Наконец уехал последний гость. Красный круг на дороге закачался, поплыл в сторону, сузился и погас — это Василий унес с крыльца лампу. В прошлые разы обыкновенно, проводив гостей, Петр Дмитрич и Ольга Михайловна начинали прыгать в зале друг перед другом, хлопать в ладоши и петь: "Уехали! уехали! уехали!" Теперь же Ольге Михайловне было не до того. Она пошла в спальню, разделась и легла в постель.
Ей казалось, что она уснет тотчас же и будет спать крепко.

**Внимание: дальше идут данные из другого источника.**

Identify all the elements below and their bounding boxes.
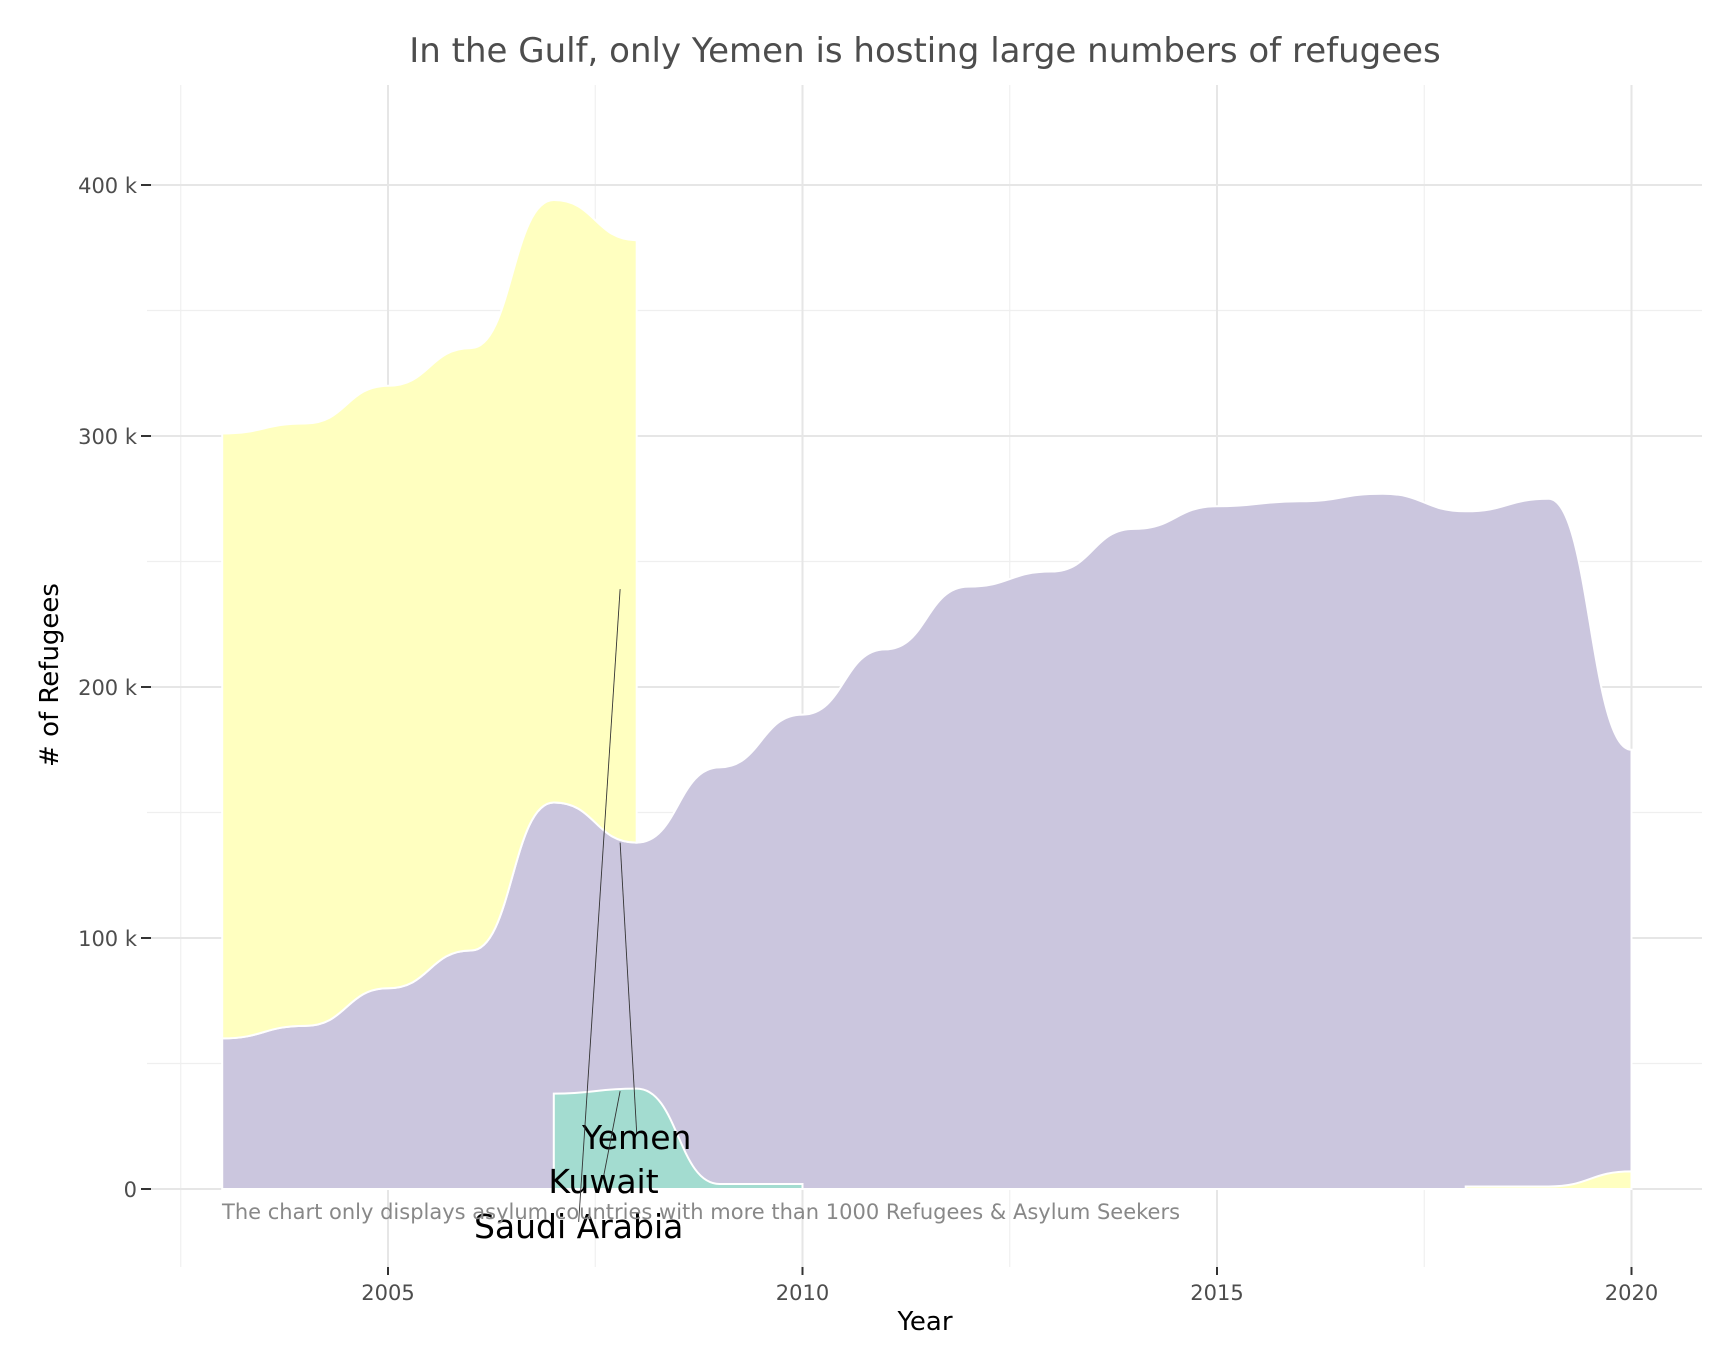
- series-label-yemen: Yemen: [581, 1118, 691, 1157]
- chart-caption: The chart only displays asylum countries…: [221, 1200, 1180, 1224]
- y-tick-label: 400 k: [78, 174, 138, 198]
- x-tick-label: 2020: [1605, 1281, 1658, 1305]
- label-leader-line: [578, 589, 621, 1222]
- y-tick-label: 300 k: [78, 425, 138, 449]
- y-tick-label: 0: [124, 1178, 137, 1202]
- label-layer: Yemen Kuwait Saudi Arabia: [474, 589, 691, 1246]
- x-tick-label: 2015: [1190, 1281, 1243, 1305]
- x-tick-label: 2010: [776, 1281, 829, 1305]
- x-tick-label: 2005: [361, 1281, 414, 1305]
- series-label-saudi-arabia: Saudi Arabia: [474, 1207, 683, 1246]
- label-leader-line: [603, 1091, 621, 1177]
- chart-title: In the Gulf, only Yemen is hosting large…: [409, 31, 1441, 71]
- area-layer: [221, 199, 1633, 1191]
- series-label-kuwait: Kuwait: [548, 1162, 658, 1201]
- x-axis-title: Year: [896, 1307, 952, 1337]
- axis-layer: 0 100 k 200 k 300 k 400 k 2005 2010 2015 2020: [78, 174, 1658, 1305]
- y-tick-label: 100 k: [78, 927, 138, 951]
- label-leader-line: [619, 842, 638, 1133]
- y-axis-title: # of Refugees: [35, 583, 65, 767]
- area-saudi-arabia: [221, 199, 638, 1040]
- area-saudi-arabia-late: [1464, 1170, 1633, 1191]
- y-tick-label: 200 k: [78, 676, 138, 700]
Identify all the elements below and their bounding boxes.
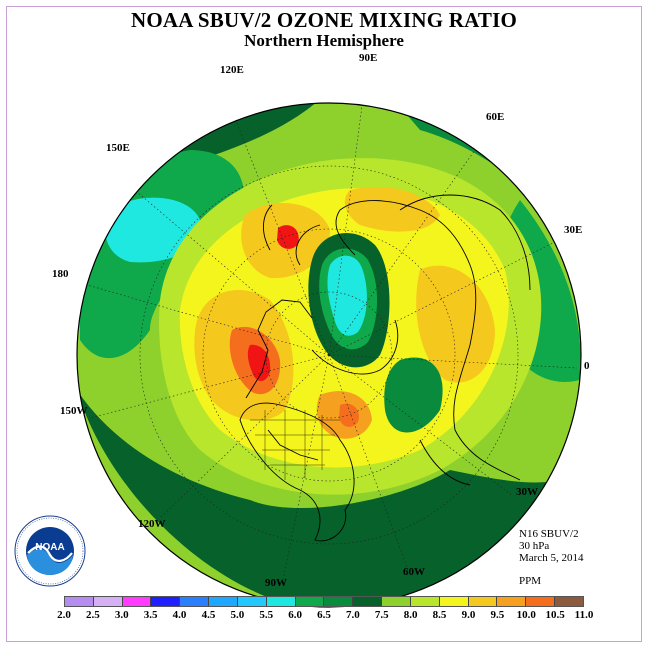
field-cyan-low [105,197,201,263]
field-orange-top [344,186,440,232]
lon-label-30e: 30E [564,224,583,236]
color-scale-tick: 5.5 [259,609,274,621]
color-scale-tick: 2.0 [57,609,71,621]
color-scale-tick: 7.5 [374,609,389,621]
color-scale-cell [151,597,181,606]
color-scale-tick: 6.5 [317,609,331,621]
color-scale-tick: 10.5 [545,609,565,621]
color-scale-tick: 11.0 [574,609,594,621]
field-outer-dark-ne [390,103,575,230]
svg-text:NOAA: NOAA [35,542,64,553]
lon-label-120e: 120E [220,64,244,76]
color-scale-cell [410,597,440,606]
chart-title: NOAA SBUV/2 OZONE MIXING RATIO [131,8,517,32]
field-red-sw [339,403,359,427]
color-scale-tick: 2.5 [86,609,100,621]
color-scale-tick: 10.0 [516,609,536,621]
chart-subtitle: Northern Hemisphere [244,31,404,50]
color-scale-cell [439,597,469,606]
lon-label-150e: 150E [106,142,130,154]
color-scale-cell [266,597,296,606]
color-scale-cell [382,597,411,606]
color-scale-cell [497,597,527,606]
state-borders [250,410,340,480]
figure-frame [6,6,642,642]
color-scale-tick: 9.5 [490,609,505,621]
color-scale-cell [209,597,238,606]
noaa-logo-icon: NOAA [14,515,86,587]
graticule [77,105,578,581]
lon-label-180: 180 [52,268,69,280]
color-scale-cell [93,597,123,606]
lon-label-30w: 30W [516,486,538,498]
color-scale-cell [555,597,583,606]
units-label: PPM [519,575,542,587]
field-green-se [384,357,443,433]
color-scale-tick: 6.0 [288,609,302,621]
pressure-level-label: 30 hPa [519,540,550,552]
coastlines [239,194,531,542]
color-scale-tick: 8.5 [432,609,447,621]
color-scale-cell [122,597,152,606]
color-scale-cell [295,597,325,606]
lon-label-150w: 150W [60,405,88,417]
color-scale-cell [65,597,94,606]
color-scale-cell [324,597,354,606]
instrument-label: N16 SBUV/2 [519,528,579,540]
lon-label-0: 0 [584,360,590,372]
color-scale-tick: 9.0 [461,609,476,621]
color-scale-tick: 4.0 [172,609,187,621]
map-boundary [76,102,582,608]
color-scale-bar [64,596,584,607]
color-scale-tick: 7.0 [346,609,360,621]
color-scale-tick: 8.0 [403,609,418,621]
date-label: March 5, 2014 [519,552,584,564]
lon-label-60e: 60E [486,111,505,123]
color-scale-cell [237,597,267,606]
color-scale-cell [180,597,210,606]
color-scale-cell [526,597,556,606]
lon-label-90e: 90E [359,52,378,64]
field-red-west-core [247,344,271,381]
lon-label-60w: 60W [403,566,425,578]
color-scale-tick: 4.5 [201,609,216,621]
color-scale-tick: 5.0 [230,609,245,621]
color-scale-cell [353,597,383,606]
lon-label-90w: 90W [265,577,287,589]
color-scale-cell [468,597,498,606]
color-scale-tick: 3.5 [143,609,158,621]
field-outer-dark-south [77,390,581,607]
color-scale-tick: 3.0 [114,609,129,621]
lon-label-120w: 120W [138,518,166,530]
field-red-north [277,225,299,249]
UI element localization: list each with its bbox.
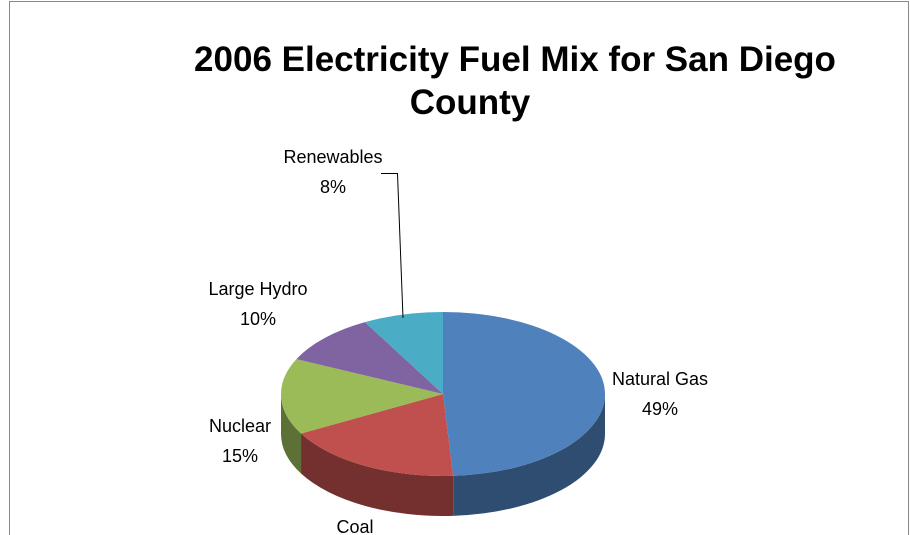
slice-label: Nuclear bbox=[209, 416, 271, 436]
slice bbox=[281, 359, 443, 434]
value-label: 10% bbox=[240, 309, 276, 329]
slice-label: Renewables bbox=[283, 147, 382, 167]
slice-side bbox=[453, 394, 605, 516]
slice-label: Large Hydro bbox=[208, 279, 307, 299]
slice bbox=[443, 312, 605, 476]
slice-label: Natural Gas bbox=[612, 369, 708, 389]
leader-line bbox=[381, 173, 404, 319]
value-label: 15% bbox=[222, 446, 258, 466]
slice bbox=[296, 322, 443, 394]
slice-label: Coal bbox=[336, 517, 373, 535]
chart-border bbox=[9, 1, 909, 535]
value-label: 8% bbox=[320, 177, 346, 197]
slice-side bbox=[281, 394, 302, 474]
slice bbox=[301, 394, 454, 476]
chart-title: 2006 Electricity Fuel Mix for San Diego C… bbox=[194, 40, 836, 122]
slice-side bbox=[301, 433, 454, 516]
value-label: 49% bbox=[642, 399, 678, 419]
slice bbox=[364, 312, 443, 394]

Ноги и плечи ее болезненно ныли, голова отяжелела от разговоров, и во всем теле по-прежнему чувствовалось какое-то неудобство. Укрывшись с головой, она полежала минуты три, потом взглянула из-под одеяла на лампадку, прислушалась к тишине и улыбнулась.
— Хорошо, хорошо... — зашептала она, подгибая ноги, которые, казалось ей, оттого что она много ходила, стали длиннее. — Спать, спать...
Ноги не укладывались, всему телу было неудобно, и она повернулась на другой бок. По спальне с жужжанием летала большая муха и беспокойно билась о потолок. Слышно было также, как в зале Григорий и Василий, осторожно ступая, убирали столы; Ольге Михайловне стало казаться, что она уснет и ей будет удобно только тогда, когда утихнут эти звуки. И она опять нетерпеливо повернулась на другой бок.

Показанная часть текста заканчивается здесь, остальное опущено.